The advertisement for the Ichioka medical practice (La Prensa, January 19, 1922)

In February 1942, La Opinión ran a front–page story on Tsutayo Ichioka. It described her as the “wife of Dr. Toshio Ichioka, well known in our community,” who “following a voyage to the east of the country, where she studied and practiced in the most famous hospitals” was opening a new office. (The Drs. Ichioka continued to advertise regularly in the pages of La Opinión until they were forced to close their office in May).

In 1942, the Drs. Ichiokas were removed from Los Angeles under Executive Order 9066. They sealed three of their four houses and left the fourth with a caretaker. They were confined, together with Satsuki Nakao, at Pinedale and then Gila River. While in camp, by her own reckoning, Dr. Tsutayo Ichioka saw an average of 150 patients a day, and she delivered numerous babies.

In October 1943, the family group left camp and resettled in in Des Moines, Iowa. Tsutayo was hired as house physician at Mercy Hospital. In 1945, they returned to Los Angeles and reopened the clinic in Boyle Heights, by now a largely Hispanic neighborhood.

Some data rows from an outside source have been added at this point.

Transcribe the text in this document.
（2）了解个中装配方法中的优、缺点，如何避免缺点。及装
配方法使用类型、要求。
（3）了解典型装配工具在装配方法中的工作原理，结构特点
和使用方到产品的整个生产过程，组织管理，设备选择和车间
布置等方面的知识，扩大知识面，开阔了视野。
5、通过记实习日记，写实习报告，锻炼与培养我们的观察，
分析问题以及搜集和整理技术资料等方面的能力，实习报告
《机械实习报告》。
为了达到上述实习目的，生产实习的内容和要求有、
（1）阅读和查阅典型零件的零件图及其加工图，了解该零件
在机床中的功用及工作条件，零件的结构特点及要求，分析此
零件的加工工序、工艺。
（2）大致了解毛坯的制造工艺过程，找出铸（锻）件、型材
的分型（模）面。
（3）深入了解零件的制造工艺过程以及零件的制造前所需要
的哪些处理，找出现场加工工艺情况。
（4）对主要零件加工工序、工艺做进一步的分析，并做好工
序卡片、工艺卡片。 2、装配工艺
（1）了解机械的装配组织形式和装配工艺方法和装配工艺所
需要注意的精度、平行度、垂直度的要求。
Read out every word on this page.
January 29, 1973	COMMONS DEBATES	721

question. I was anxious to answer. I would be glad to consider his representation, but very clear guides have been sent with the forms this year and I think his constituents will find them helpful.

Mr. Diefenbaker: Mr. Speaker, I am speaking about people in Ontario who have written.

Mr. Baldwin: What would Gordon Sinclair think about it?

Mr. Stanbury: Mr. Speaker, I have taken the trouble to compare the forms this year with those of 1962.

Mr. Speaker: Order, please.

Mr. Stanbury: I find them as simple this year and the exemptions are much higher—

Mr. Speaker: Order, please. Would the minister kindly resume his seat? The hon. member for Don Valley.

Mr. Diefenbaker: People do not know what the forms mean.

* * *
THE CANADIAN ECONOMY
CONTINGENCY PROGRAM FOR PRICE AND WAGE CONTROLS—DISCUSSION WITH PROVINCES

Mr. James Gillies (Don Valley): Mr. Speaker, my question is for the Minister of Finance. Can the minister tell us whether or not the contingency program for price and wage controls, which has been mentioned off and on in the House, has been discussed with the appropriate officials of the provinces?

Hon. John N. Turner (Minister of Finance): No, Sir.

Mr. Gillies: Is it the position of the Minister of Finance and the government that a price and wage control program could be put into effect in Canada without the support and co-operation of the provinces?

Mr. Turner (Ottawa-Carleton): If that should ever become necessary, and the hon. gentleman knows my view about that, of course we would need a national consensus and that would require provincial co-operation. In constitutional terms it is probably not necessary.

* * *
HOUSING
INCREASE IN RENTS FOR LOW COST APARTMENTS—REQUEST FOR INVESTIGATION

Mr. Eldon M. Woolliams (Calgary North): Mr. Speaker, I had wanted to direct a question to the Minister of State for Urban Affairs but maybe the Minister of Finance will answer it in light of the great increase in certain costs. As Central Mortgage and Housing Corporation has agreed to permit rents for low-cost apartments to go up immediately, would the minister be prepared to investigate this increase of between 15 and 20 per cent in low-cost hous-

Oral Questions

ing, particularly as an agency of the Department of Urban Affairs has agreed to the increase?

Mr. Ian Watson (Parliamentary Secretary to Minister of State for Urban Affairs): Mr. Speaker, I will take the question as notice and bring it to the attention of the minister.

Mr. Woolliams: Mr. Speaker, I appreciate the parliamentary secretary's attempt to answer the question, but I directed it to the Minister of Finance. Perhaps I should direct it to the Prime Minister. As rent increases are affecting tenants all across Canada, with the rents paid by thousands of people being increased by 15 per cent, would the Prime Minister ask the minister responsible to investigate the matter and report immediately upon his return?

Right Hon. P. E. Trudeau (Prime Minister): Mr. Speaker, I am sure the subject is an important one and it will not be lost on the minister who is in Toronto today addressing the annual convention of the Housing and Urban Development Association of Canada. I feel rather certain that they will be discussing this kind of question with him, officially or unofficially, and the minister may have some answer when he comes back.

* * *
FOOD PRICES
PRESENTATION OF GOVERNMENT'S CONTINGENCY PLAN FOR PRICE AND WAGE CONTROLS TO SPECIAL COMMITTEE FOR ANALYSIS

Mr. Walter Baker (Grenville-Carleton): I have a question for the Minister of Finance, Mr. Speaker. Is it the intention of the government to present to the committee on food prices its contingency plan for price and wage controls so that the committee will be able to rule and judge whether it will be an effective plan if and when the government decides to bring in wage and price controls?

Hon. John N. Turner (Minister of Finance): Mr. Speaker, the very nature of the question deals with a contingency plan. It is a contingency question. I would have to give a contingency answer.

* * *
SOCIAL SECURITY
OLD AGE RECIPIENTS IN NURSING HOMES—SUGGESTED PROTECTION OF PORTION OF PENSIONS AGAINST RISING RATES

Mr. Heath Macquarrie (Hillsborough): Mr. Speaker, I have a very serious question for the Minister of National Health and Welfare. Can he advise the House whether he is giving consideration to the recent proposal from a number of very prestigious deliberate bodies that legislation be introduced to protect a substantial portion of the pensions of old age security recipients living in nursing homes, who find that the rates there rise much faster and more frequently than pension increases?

Dr. Toshio Ichioka seems to have ceased practicing medicine in the next years. Instead he became an investment broker with the Taiyo Securities company, as well as a pioneer in Japan’s fledgling television industry, serving as a director of the Japan Television Co. In 1958, he attracted publicity by sending a color television set to Japanese prime minister Nobusuke Kichi. Dr. Tsutayo Ichioka continued to practice medicine until her retirement in 1975.

In later years, she and her sister set up the Tsutayo Ichioka and Satsuki Nakao Scholarship at USC, a charitable trust designated to provide support for medical and pharmacy students who demonstrated financial need and interest in Japanese heritage. Dr. Tsutayo Ichioka died on November 26, 1996.

It is unclear what relations Toshio and Tsutayo Ichioka had with Toshio’s daughters. According to the 1930 census, all four sisters lived together with their widowed father. Presumably it was hard on the teenagers when Dr. Ichioka married a much younger woman soon after their mother’s passing. They did seemingly keep some connection. In 1933, Toshia fell ill and spent two weeks under her father’s care. While Mia and Sue were teenage runaways, as noted, Mia and her sister Irene lived next door to their father during the late 1930s.

The estrangement grew with time. The family members were in separate camps: Both parents went to Gila River, Irene was in Manzanar, and Mia in Heart Mountain. When Dr. Toshio Ichioka died in June 1960, his newspaper obituaries were silent on his well-known daughters, who later claimed that they had been barred from his house.

Following Dr. Toshio Ichioka’s passing, the estrangement between the sisters and their stepmother erupted into open conflict. In 1962, Toshiye Ehret, Mia Ichioka Yamaoka, Shizuye Lewis (as Sue was then called) and Futaba Ichioka brought suit in California court against Tsutayo, alleging that property of their late mother Masako, which had been held in trust for them by Toshio during his life, had been appropriated by Toshio and transferred to Tstutayo in violation of the trust.

Brief in Ehret v. Ichioka case (Courtesy of California State Archives)

In the trial court (where Tsutayo was represented by renowned civil liberties attorney Wayne Collins and Tetsujiro “Tex” Nakamura) the case was dismissed. Shizue, acting as her own attorney, brought an appeal. In January 1967, in the case of Ehret v. Ichioka, the California Court of Appeals overruled the trial court’s verdict. (I have not discovered the final disposition of the case).

While in the end their association degenerated into acrimony and legal conflict, the Ichioka women’s fascinating and revealing life histories help enrich and complexify the historical narrative of Japanese American women.